Filesystem 1K-blocks Used Available Use% Mounted on
/dev/sda1 111115968 2761816 102709716 3% /
udev 739616 292 739324 1% /dev
none 739616 1212 738404 1% /dev/shm
none 739616 84 739532 1% /var/run
none 739616 0 739616 0% /var/lock
none 739616 0 739616 0% /lib/init/rw
none 111115968 2761816 102709716 3% /var/lib/ureadahead/debugfs
dennis@Ubuntu-desktop:~$ cat /proc/partitions
major minor #blocks name

8 0 117220824 sda
8 1 112888723 sda1
8 2 1 sda2
8 5 4329486 sda5
8 16 35548320 sdb
8 17 35543781 sdb1

darkod
February 14th, 2010, 06:08 PM
Is this second hdd ntfs partition or linux partition?
For ntfs you can install ntfs-config with:
sudo apt-get install ntfs-config

After it installs it will be in System-Administration. With the second disk UNMOUNTED open that tool and it will detect it, and it will also ask you if you want to automount at every boot.
This is the easiest way, you can also edit manual fstab but that is more risky if you aren't used to it.

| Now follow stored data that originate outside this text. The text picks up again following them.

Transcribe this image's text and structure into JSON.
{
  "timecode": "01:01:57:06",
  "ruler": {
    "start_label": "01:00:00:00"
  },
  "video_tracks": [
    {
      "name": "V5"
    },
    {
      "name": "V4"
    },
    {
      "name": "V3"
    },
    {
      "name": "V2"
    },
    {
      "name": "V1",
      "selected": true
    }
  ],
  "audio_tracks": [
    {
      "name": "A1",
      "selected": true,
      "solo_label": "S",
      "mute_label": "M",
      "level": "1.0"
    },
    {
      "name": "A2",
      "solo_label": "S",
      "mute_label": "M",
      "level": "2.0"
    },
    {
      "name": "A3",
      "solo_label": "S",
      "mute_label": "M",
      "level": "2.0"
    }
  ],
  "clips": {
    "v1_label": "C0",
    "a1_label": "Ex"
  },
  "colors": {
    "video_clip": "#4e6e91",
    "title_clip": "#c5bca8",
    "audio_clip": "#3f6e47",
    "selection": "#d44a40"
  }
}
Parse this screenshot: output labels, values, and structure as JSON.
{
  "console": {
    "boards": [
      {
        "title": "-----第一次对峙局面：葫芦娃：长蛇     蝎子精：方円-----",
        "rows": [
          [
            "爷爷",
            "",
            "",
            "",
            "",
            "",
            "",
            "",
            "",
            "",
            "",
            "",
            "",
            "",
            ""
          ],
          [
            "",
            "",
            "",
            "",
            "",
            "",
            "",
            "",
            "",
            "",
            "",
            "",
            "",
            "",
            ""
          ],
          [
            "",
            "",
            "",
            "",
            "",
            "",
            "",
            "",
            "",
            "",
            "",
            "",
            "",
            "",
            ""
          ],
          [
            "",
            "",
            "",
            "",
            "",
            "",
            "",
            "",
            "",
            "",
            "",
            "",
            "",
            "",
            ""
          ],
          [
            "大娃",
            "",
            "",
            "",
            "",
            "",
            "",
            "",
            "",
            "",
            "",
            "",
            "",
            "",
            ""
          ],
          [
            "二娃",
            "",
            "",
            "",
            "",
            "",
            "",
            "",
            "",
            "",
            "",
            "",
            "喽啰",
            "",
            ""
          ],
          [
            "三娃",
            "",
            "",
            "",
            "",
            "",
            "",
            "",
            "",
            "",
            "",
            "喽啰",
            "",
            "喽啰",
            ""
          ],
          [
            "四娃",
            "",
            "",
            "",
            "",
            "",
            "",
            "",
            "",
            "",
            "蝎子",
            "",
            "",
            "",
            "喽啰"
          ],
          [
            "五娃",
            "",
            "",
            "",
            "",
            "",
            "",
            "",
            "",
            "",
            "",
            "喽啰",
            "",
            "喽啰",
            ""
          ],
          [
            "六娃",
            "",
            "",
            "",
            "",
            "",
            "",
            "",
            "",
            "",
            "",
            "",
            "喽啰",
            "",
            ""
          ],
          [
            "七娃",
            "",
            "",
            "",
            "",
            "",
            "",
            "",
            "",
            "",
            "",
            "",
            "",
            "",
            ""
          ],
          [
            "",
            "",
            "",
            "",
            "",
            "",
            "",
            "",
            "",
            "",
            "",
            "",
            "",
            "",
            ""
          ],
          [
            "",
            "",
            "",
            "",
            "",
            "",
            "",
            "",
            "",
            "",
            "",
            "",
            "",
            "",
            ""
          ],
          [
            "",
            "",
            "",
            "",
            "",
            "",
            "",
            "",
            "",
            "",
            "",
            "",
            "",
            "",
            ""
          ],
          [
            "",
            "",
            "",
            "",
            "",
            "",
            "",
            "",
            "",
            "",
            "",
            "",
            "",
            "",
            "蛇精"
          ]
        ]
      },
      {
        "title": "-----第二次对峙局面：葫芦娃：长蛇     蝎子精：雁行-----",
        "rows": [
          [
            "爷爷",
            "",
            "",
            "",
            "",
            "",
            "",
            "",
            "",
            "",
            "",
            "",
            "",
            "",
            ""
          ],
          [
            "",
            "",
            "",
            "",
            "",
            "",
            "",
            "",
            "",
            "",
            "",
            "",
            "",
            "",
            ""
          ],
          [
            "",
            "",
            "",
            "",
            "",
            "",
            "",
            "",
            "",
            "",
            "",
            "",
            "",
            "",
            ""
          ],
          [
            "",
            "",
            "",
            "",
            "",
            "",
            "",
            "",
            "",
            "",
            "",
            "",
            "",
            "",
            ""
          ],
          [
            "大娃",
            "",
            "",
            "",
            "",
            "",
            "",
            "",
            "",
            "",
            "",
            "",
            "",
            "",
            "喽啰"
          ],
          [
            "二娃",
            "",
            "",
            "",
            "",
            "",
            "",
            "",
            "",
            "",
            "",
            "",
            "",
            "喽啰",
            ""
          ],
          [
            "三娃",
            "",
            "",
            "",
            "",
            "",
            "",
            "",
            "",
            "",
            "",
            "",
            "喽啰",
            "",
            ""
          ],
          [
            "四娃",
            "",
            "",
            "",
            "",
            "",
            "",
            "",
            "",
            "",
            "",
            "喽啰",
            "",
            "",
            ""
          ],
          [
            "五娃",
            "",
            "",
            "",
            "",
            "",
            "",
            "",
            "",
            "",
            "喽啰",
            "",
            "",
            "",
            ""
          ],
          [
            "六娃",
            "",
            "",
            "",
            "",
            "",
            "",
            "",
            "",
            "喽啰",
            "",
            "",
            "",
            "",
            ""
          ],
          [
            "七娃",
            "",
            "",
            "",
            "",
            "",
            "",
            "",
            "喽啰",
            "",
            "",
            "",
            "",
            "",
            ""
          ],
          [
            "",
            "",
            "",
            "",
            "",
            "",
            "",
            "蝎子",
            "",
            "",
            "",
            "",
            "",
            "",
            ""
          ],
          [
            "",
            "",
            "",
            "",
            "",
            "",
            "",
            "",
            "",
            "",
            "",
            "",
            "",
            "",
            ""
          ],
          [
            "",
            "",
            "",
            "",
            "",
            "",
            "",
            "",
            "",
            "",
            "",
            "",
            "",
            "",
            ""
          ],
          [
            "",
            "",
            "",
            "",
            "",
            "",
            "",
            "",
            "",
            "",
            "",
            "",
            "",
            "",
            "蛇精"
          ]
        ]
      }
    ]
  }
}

If that disk is linux partition, I think you have to edit manually fstab but reseach more about it. Making wrong edit in fstab can block you booting your ubuntu.

oldfred
February 14th, 2010, 06:09 PM
The default does not automatically give permissions or ownership. You should understand mounting and if you want to permanently mount it understand fstab.

Understanding fstab
http://ubuntuforums.org/showthread.php?t=283131
https://help.ubuntu.com/community/Mount/

You still should understand fstab and mount as some of the settings may be important but:
But it is a lot easier to use a graphical front end that both creates the mount point and edits fstab.
Try installing pysdm from the repos.
PySDM is a PyGTK Storage Device Manager

9a8sy
February 14th, 2010, 07:17 PM
This machine originally had XP on it so maybe that second drive has ntfs on it still. I would think it would be better to make it a linux partition unless I was making this a dual boot or something wouldn't I?